Processo: 20/04505-3
Linha de fomento:Auxílio à Pesquisa - Regular
Vigência: 01 de abril de 2020 - 31 de março de 2022
Área do conhecimento:Ciências da Saúde - Saúde Coletiva - Epidemiologia
Pesquisador responsável:Marcelo Urbano Ferreira
Beneficiário:Marcelo Urbano Ferreira
Instituição-sede: Instituto de Ciências Biomédicas (ICB). Universidade de São Paulo (USP). São Paulo , SP, Brasil
Pesq. associados: Marcia Caldas de Castro ; Sergio Muniz Oliva Filho
Vinculado ao auxílio:16/18740-9 - Bases científicas para a eliminação da malária residual na Amazônia Brasileira, AP.TEM
Assunto(s):COVID-19  Coronavírus da síndrome respiratória aguda grave 2  Viroses  Infecções por Coronavirus  Doenças transmissíveis  Infecções assintomáticas  Amazônia  Países em desenvolvimento  Pandemias  Monitoramento epidemiológico 

Resumo

O vírus SARS-CoV-2 disseminou-se globalmente e representa agora um importante desafio para os países de baixa e média renda, onde a infraestrutura de saúde pode rapidamente tornar-se sobrecarregada. Esta proposta parte de nossas pesquisas de campo em andamento, financiadas pela FAPESP, para investigar a epidemiologia e o controle da infecção por SARS-CoV-2 em Mâncio Lima, uma pequena cidade amazônica.

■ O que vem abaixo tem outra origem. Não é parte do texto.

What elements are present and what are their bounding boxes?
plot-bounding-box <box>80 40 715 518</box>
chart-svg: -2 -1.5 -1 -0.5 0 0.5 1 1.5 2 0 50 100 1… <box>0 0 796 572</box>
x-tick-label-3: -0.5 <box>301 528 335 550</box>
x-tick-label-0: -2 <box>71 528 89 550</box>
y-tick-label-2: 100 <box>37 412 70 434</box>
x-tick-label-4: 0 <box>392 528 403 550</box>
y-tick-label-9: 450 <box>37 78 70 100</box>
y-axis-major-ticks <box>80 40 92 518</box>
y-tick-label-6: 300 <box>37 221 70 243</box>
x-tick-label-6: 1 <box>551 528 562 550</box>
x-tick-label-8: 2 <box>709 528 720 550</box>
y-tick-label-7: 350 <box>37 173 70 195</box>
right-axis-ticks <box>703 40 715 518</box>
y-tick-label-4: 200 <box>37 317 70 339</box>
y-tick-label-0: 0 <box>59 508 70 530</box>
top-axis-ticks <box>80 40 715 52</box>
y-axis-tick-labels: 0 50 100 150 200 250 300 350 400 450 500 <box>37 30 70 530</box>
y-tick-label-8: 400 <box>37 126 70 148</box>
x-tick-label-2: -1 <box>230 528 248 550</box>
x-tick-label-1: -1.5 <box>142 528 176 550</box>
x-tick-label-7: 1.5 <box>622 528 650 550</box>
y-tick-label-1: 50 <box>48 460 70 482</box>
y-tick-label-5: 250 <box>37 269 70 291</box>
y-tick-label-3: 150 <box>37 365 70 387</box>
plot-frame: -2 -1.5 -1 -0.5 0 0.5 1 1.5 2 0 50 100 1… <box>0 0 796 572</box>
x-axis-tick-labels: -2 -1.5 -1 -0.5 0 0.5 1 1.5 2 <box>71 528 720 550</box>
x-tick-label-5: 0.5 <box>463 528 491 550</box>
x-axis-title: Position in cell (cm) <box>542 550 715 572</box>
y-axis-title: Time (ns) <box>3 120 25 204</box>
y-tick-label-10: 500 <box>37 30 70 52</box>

Tem-se como objetivo geral traduzir as informações geradas pelo estudo de campo em evidências para orientar o controle de COVID-19 em uma das regiões mais pobres do Brasil. Partimos da hipótese de que muitas infecções por SARS-CoV-2 permanecem despercebidas e os portadores assintomáticos de infecção podem continuar disseminando o patógeno em suas interações sociais cotidianas até sua eliminação espontânea, tornando-se imunes a reinfecções ou, pelo menos, à doença grave. Os meios propostos para testar esta hipótese são: (a) utilizar ensaios sorológicos seriados para detectar retrospectivamente eventos de soroconversão, estimar o tamanho do surto de SARS-CoV-2 e identificar fatores de risco associados à soroconversão na comunidade; (b) identificar as interações sociais e os espaços compartilhados, como o domicílio, o local de trabalho, as escolas e as igrejas, que possam ter contribuído para a transmissão local de SARS-Cov-2; (c) calcular a proporção de infecções por SARS-CoV-2 diagnosticadas retrospectivamente que permaneceram assintomáticas ou cursaram com sintomas leves, geralmente sem diagnóstico prévio, e aquelas associadas à doença (COVID-19), resultando em visitas a serviços de saúde e até mesmo em hospitalização, e (d) determinar a proporção de indivíduos que, ao se tornarem soropositivos durante o surto, permanecem com anticorpos contra SARS-CoV-2 ao longo dos 12 meses seguintes. (AU)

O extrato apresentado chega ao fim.